8.5        Assignment. Except as otherwise agreed to by the Company, this Agreement, and the Executive’s rights and obligations hereunder, may not be assigned by the Executive. The Company may assign this Agreement and its rights, together with its obligations hereunder, in connection with any sale, transfer or other disposition of all or substantially all of its assets or business, whether by merger, consolidation or otherwise.

 

8.6        Counterparts. This Agreement may be executed in two or more counterparts, each of which shall be deemed an original but all of which together shall constitute one and the same instrument.  The delivery of a signature page of this Agreement by one party to the other via facsimile transmission shall constitute the execution and delivery of this Agreement by the transmitting party.

 

8.7        Headings. The headings in this Agreement are for reference purposes only and shall not in any way affect the meaning or interpretation of this Agreement.

 

8.8        Severability. If any term, provision, covenant or restriction contained in this Agreement, or any part thereof, is held by a court of competent jurisdiction or any foreign,

 

10



 

 federal, state, county or local government or any other governmental regulatory or administrative agency or authority to be invalid, void, unenforceable or against public policy for any reason, the remainder of the terms, provisions, covenants and restrictions of this Agreement shall remain in full force and effect and in no way shall be affected, impaired or invalidated.

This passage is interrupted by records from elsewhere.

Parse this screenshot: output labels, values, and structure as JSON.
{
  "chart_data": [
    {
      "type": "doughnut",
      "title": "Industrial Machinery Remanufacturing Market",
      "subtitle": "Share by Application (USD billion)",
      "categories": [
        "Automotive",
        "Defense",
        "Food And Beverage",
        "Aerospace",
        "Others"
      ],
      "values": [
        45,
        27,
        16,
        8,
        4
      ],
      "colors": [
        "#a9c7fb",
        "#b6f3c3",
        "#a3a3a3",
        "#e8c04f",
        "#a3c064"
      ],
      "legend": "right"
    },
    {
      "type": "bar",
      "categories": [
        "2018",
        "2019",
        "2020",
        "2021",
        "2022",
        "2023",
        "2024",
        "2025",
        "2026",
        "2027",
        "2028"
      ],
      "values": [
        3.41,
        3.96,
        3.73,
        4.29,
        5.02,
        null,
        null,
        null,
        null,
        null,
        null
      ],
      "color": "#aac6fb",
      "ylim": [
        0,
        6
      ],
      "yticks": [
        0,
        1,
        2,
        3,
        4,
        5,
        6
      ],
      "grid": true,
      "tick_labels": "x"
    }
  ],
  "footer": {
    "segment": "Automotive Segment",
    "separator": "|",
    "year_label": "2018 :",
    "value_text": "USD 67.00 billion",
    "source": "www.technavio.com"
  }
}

If any court construes any of the terms, provisions, covenants or restrictions contained in this Agreement, including, without limitation, the Restrictive Covenants, or any part thereof, to be unenforceable because of the duration of such provision or the area covered thereby, such court shall have the power to reduce the duration or area of such provision and, in its reduced form, such provision shall then be enforceable and shall be enforced.

 

11



 

IN WITNESS WHEREOF, the parties have executed this Agreement as of the date first above written.

 

 

BOGEN COMMUNICATIONS INTERNATIONAL, INC.

 

 

 

By:

 /s/ Yoav Stern

 

 

Name: Yoav Stern

 

Title:   Co-Chairman of the Board

 

 

 

 /s/ Michael Fleischer

 

 

Michael Fleischer

 

12



 

EXHIBIT A

 

Vesting Schedule

 

Portion of Option Immediately Vested:

 

56,682 shares

 

 

 

Portion of Option Vesting Cumulatively

 

 

 

on the Last Day of Each Fiscal

 

 

 

Quarter Beginning June 30, 2002

 

 

 

and Ending September 30, 2004(1):

 

 

16,406.8 shares

 


(1)  The option ;may not be exercised for fractional shares.

 

Vesting Schedule–Special Circumstances

 

Notwithstanding the foregoing:

 

(i)                                     in the event of a Change of Control, the unvested portion of the Option shall immediately vest;

 

(ii)                                  in the event that the Executive’s employment under this Agreement is terminated by the Company for any reason other than pursuant to Section 4.3 hereof, the unvested portion of the Option shall vest on the date notice of termination is given to the Executive and shall expire on the sooner of (a) ten (10) years from the date of grant, or (b) one year after the Executive ceases to render services to the Company, either as an employee or as a consultant; and

 

(iii)                               in the event that the Agreement is terminated by the Company pursuant to Section 4.3 hereof, or by reason of the voluntary resignation of the Executive (X) the Option, other than with respect to that portion of the Option which has vested as of or prior to the date of termination, shall be cancelled, and (Y) the portion of the Option vested hereunder shall not expire sooner than the sooner of (a) ten (10) years from the date of grant, or (b) 90 days after the Executive ceases to render services to the Company, either as an employee or as a consultant.